Y ahora está aquí, en mi casa, en la habitación de Ernesto a la que él nunca volverá. Y no sé qué hacer con él. Debería devolverlo, lo sé, pero no tengo yo ahora la cabeza para organizar esto. Esperaré un tiempo prudencial. Si mi amigo fallece, como parece que puede ocurrir en cualquier momento, hablaré con quien corresponda para que vengan a recogerlo. Un buen lector, gran conocedor de los museos españoles, me ha recomendado que hable con Antonio Bendito, comisario de la Brigada de Patrimonio.
Pero mientras Ernesto o lo que queda de él siga en el hospital, aunque no esté consciente, aunque respire gracias a una máquina y se alimente por una vía, respetaré todas sus cosas. Es un topicazo, pero qué cierto es que uno no se da cuenta de verdad de lo que tiene hasta que lo pierde.
Ernesto Mendoza ha sido, sin ninguna duda, la persona más especial con la que me he cruzado en mi vida y no creo que pueda encontrarme con nadie parecido. El zorrón de mi exmujer es una mota de polvo comparada con la ciclópea presencia de Ernesto en mi vida. Y me queda el agrio recuerdo de haberle fallado y no haber llegado nunca a pedirle perdón.
Todo se acaba, sí. Y aquí acaban las aventuras de Ernesto Mendoza. Hubo muchas más de las que les he contado; quizás algún día recupere las fuerzas necesarias para escribirlas. Pero ahora no puedo. Reconozco que he relatado estas aventuras como un homenaje sincero a la amistad que me ha regalado Ernesto durante estos años. Ha sido quizás el único amigo que de verdad he tenido, el único que me ha demostrado siempre que podía confiar en él.
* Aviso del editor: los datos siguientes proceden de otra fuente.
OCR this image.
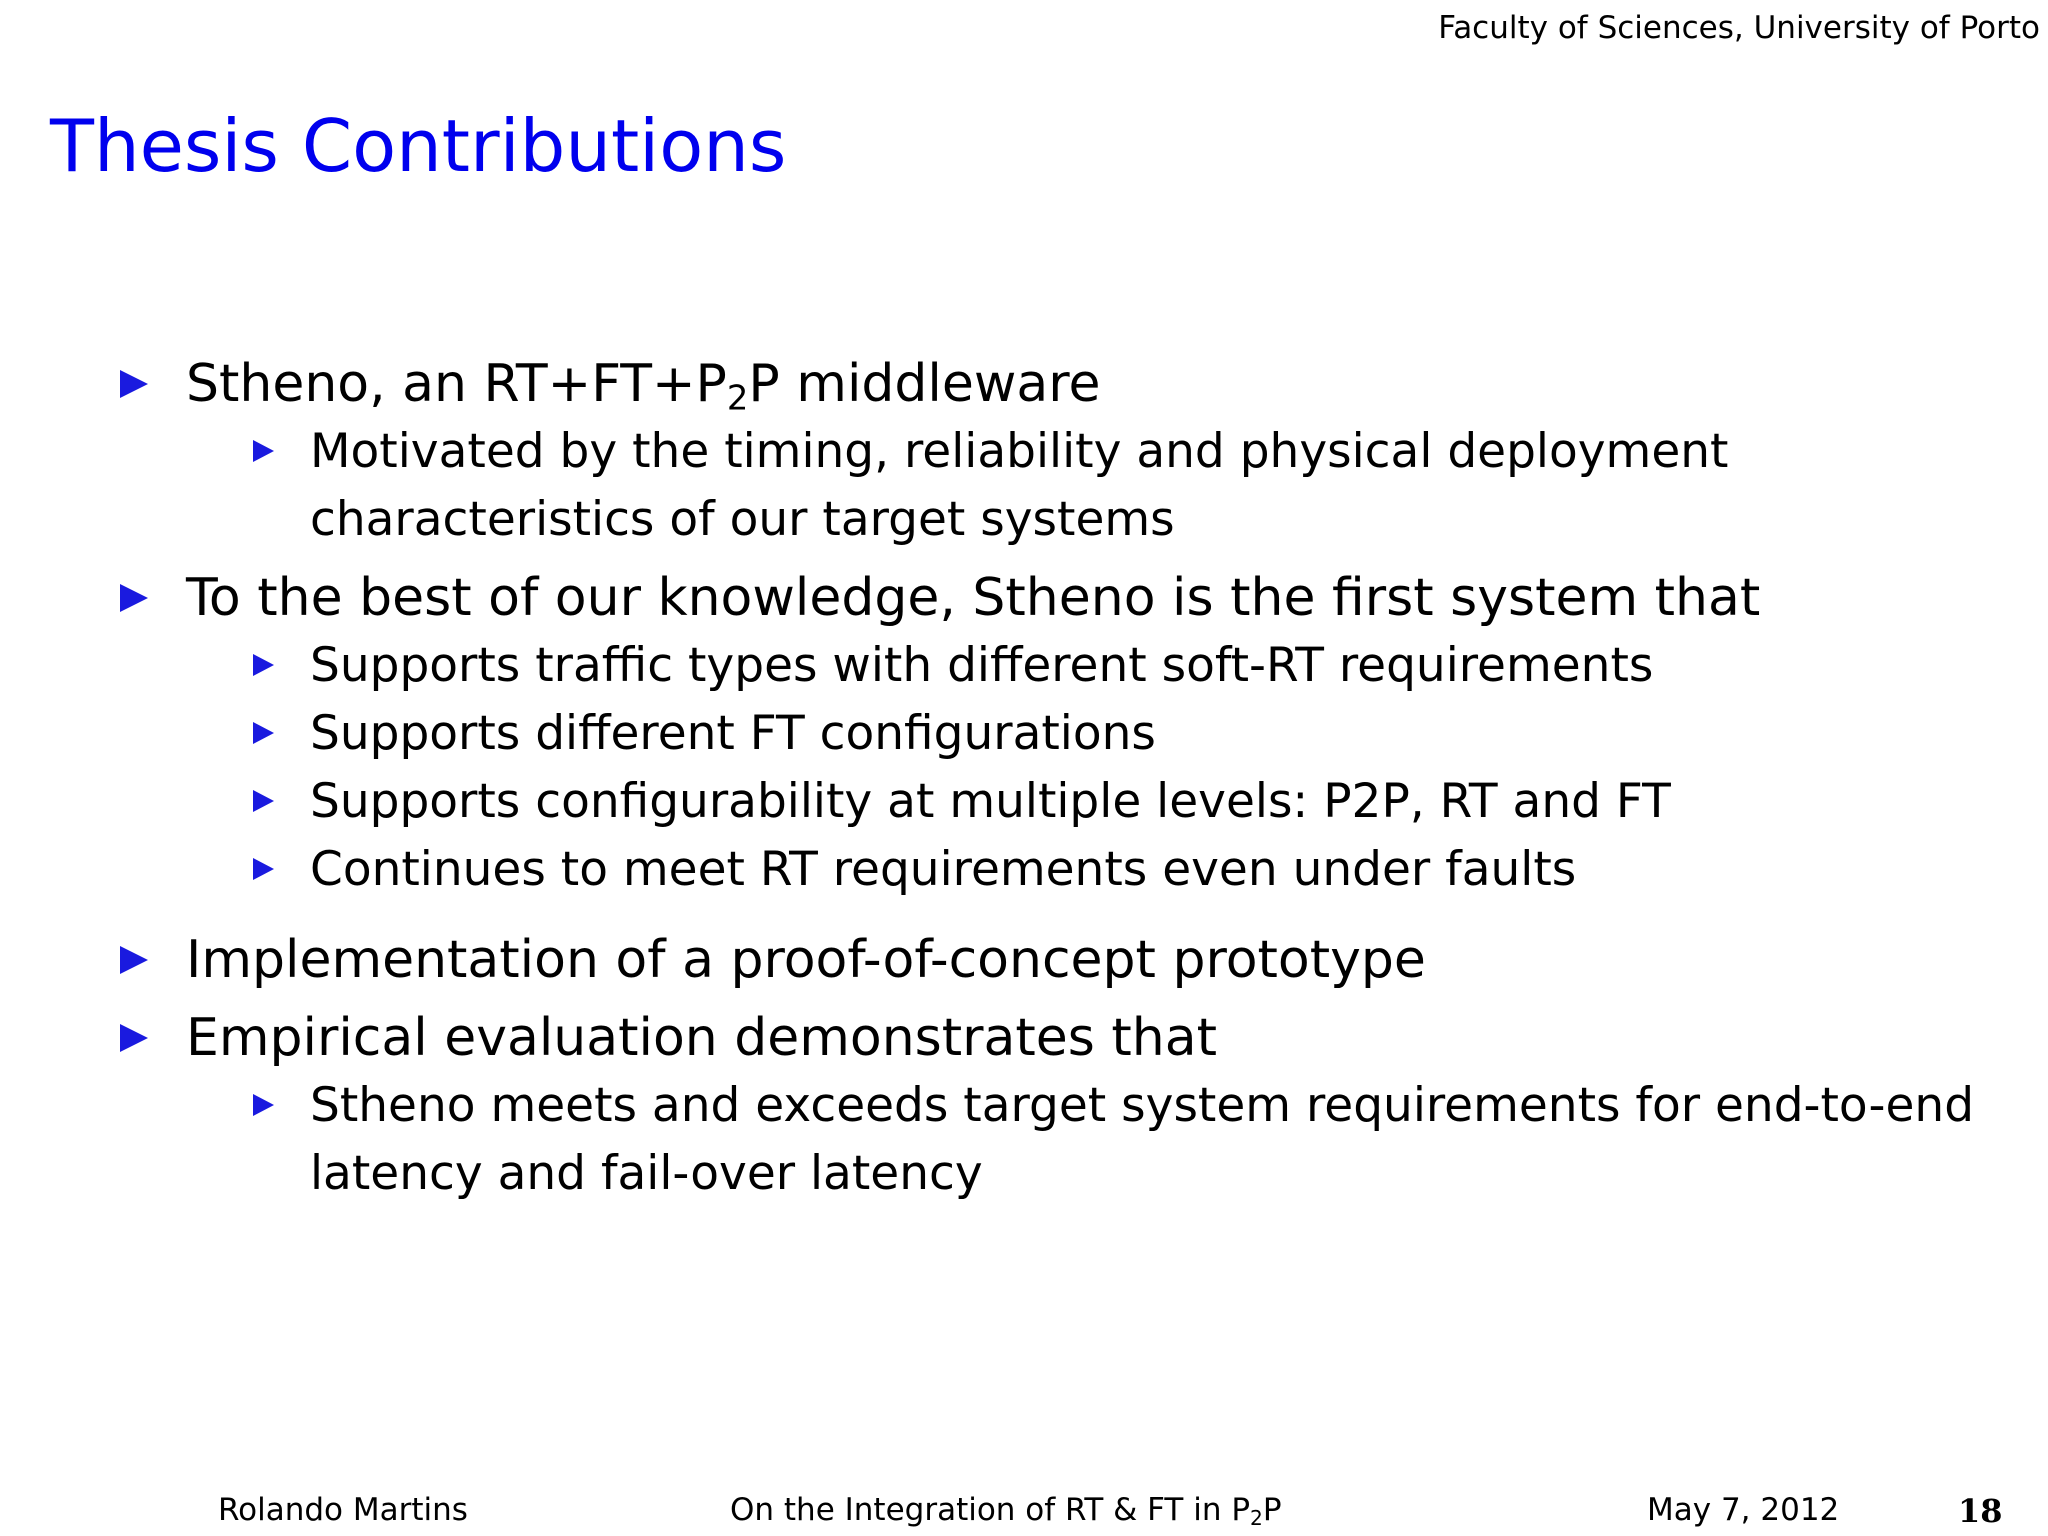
Faculty of Sciences, University of Porto
Thesis Contributions
Stheno, an $RT+FT+P_2P$ middleware
Motivated by the timing, reliability and physical deployment characteristics of our target systems
To the best of our knowledge, Stheno is the first system that
Supports traffic types with different soft-RT requirements
Supports different FT configurations
Supports configurability at multiple levels: P2P, RT and FT
Continues to meet RT requirements even under faults
Implementation of a proof-of-concept prototype
Empirical evaluation demonstrates that
Stheno meets and exceeds target system requirements for end-to-end latency and fail-over latency
Rolando Martins	On the Integration of RT & FT in $P_2P$	May 7, 2012	18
Querría que recuperara la consciencia, aunque fuera solo unos minutos, para poder pedirle perdón y despedirme hasta siempre. Nunca seré capaz de transmitirles cómo me siento, cómo las lágrimas se escapan, se suicidan para terminar reventando en el teclado de mi ordenador. Y noto que me duele el alma, me escuece el corazón, me llena la pena. Pero todo pasa, todo acaba.
Gracias, amigos, por haber estado ahí. Gracias por todos sus comentarios, sus propuestas, sus mensajes, sus votos, sus consejos, sus confesiones. Aunque ya no vaya a estar por aquí cada semana, ustedes saben dónde encontrarme. Si son creyentes, recen por el alma de Ernesto Mendoza. Y si no lo son, pueden recomendar la lectura de sus aventuras a los amigos y conocidos, a modo de homenaje… Mírense a ver. 🙂
Hasta siempre.
Escritor de ustedes. Para ustedes. Con ustedes.